Global Policy Forum

Tax Avoidance: The Cayman Question

The Cayman Islands charge no income tax, no corporation tax and no stamp duty, making them an offshore haven for large sums of money. The Caymans' political ties to Great Britain result in the UK losing between £7bn and £25bn each year, revenue which the UK can ill afford to ignore considering the struggling economic climate. This article analyses why, despite significant losses in public finances, the coalition government still has not addressed the issue of offshore funds, even though they lie within government jurisdiction.



 

By Philip Clothier

Prospect Magazine

October 20, 2010

 

 

 

In the Cayman Islands they are celebrating the end of one of the more scary windy seasons. The gigantic Hurricane Earl had promised to cause havoc, just as Hurricane Ivan had in 2004. But this time the islands were saved, as Earl swung away to terrorise the eastern seaboard of the US instead.

 

Meanwhile, a more serious threat has been hovering over the Caymans: the threat to its famous tax haven status. The issue is whether to let the Caymans continue as an offshore haven through which billions of pounds are funnelled, untaxed, around the world. The power to make any changes lies with Westminster, the ultimate political controller of this British overseas territory-and thanks to the financial crisis London has suddenly found itself with unusual leverage over the Cayman authorities.

 

The key to tax havens like Cayman is that they charge no income tax, no corporation tax and no stamp duty. Even better, they exempt some companies from tax for long periods in the future.
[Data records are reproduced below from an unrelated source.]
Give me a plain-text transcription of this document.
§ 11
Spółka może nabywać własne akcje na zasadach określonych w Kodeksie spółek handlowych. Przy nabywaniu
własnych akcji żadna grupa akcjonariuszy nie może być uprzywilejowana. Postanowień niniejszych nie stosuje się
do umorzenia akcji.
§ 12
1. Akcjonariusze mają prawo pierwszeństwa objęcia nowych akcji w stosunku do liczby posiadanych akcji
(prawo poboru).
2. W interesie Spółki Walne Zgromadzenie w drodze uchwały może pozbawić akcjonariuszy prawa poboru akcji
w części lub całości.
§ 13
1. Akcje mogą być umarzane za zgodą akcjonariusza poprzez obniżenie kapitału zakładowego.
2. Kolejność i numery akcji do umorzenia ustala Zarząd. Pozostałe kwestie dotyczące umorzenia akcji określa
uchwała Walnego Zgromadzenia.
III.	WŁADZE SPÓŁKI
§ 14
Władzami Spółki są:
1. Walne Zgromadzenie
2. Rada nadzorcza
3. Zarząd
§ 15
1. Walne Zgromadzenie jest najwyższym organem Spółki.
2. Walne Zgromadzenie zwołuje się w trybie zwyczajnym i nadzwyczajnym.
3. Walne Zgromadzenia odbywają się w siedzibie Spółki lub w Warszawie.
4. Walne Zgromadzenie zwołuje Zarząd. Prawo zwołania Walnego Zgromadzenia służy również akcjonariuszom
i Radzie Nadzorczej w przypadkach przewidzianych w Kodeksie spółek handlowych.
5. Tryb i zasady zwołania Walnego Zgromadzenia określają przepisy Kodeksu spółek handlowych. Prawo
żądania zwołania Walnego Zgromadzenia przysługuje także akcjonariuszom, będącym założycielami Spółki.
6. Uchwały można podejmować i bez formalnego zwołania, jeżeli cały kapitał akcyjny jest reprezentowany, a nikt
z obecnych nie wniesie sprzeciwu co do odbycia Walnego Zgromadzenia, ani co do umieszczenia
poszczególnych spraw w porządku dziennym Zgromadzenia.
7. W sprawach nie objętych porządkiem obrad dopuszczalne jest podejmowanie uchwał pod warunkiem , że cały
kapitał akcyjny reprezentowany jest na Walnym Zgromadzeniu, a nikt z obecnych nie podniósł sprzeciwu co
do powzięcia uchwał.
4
They are also places with an extraordinary degree of anonymity, where companies don't even have to file accounts on the public record.

 

This combination has attracted finance from around the globe ever since the British developed some of its overseas territories as tax havens in the 1950s and 1960s. Of the 50 or so tax havens today, many are closely tied politically to Britain. The rules governing them are complicated, but essentially they allow investors or companies to conduct their business offshore and out of reach of HM Revenue & Customs. Avoiding paying tax in this way is legal; companies that take advantage of offshore banking are not illegally evading taxes.

 

Apart from the investors themselves, the winners from this system are the lawyers, bankers, accountants and financiers who take their cut along the way. The loser is Britain, because of the lost tax revenues-anything from £7bn to £25bn each year. So as the government grapples with a big gap in public finances, one might expect closing these loopholes to be an urgent priority. Yet the message so far has been mixed.

 

At the Liberal Democrat conference Danny Alexander, chief secretary to the treasury, promised to help "crack down on those hiding money offshore." Despite planned job losses at HM Revenue & Customs, he has promised to allocate 900 inspectors to the task. Similarly, George Osborne has vowed to look at the possible introduction of a wide-ranging general anti-avoidance rule. Yet he was rather more silent on the subject at the Tory conference, foregoing the chance to attack tax avoiders.

 

A better clue to the government's agenda may lie in a chain of events that started over a year ago-and which offered the new government a perfect opportunity to shut the Caymans down as a tax haven.

 

Last year, when the banking crisis threatened to bankrupt the islands, the territory's government turned to London (still its ultimate paymaster) for the guarantee of a £200m loan. The relevant minister, Chris Bryant, suggested they should consider their position and think about bringing in new direct taxes-and not presume on their offshore status-before they took their request further. The Labour government, which had started to develop a real appetite for clamping down on tax avoidance, had spotted its chance. By refusing to act as a lender of last resort, it could nobble one of the world's most infamous havens.

 

That's where things stood until the Labour lost the election in May. Just a few days later, Henry Bellingham, newly-appointed minister for overseas territories, gave the Caymans the go-ahead to borrow the money-without bringing in new taxes.

 

Why was it that the Conservatives so quickly reneged on their own election promises to clamp down on those who make money offshore? No doubt they were torn between the need to stick to their word and their perception that tax havens help to keep the City of London open for business. But it is also tempting to be more cynical. Under British law, hedge funds are able to register in the Caymans-and make their deals tax-free through the islands. This is allowed even though most of those running the funds work thousands of miles away, mainly in central London. If you delve into the public records in the Caymans-as researchers for the Channel 4 Dispatches programme I have just produced did-you will find lists containing many hedge fund names, many of them based in London. Some of the names of owners of these funds can also be found on the electoral commission's record of Conservative party donors.

 

Indeed, just a few weeks before the government U-turn on the Caymans, a number of British hedge-fund owners handed over large sums of money to the Conservative party, in the run-up to the general election. Some had also given up to six-figure sums to George Osborne to pay for his office in opposition. No laws have been broken. But would it be getting a little carried away to wonder if they were all in it together?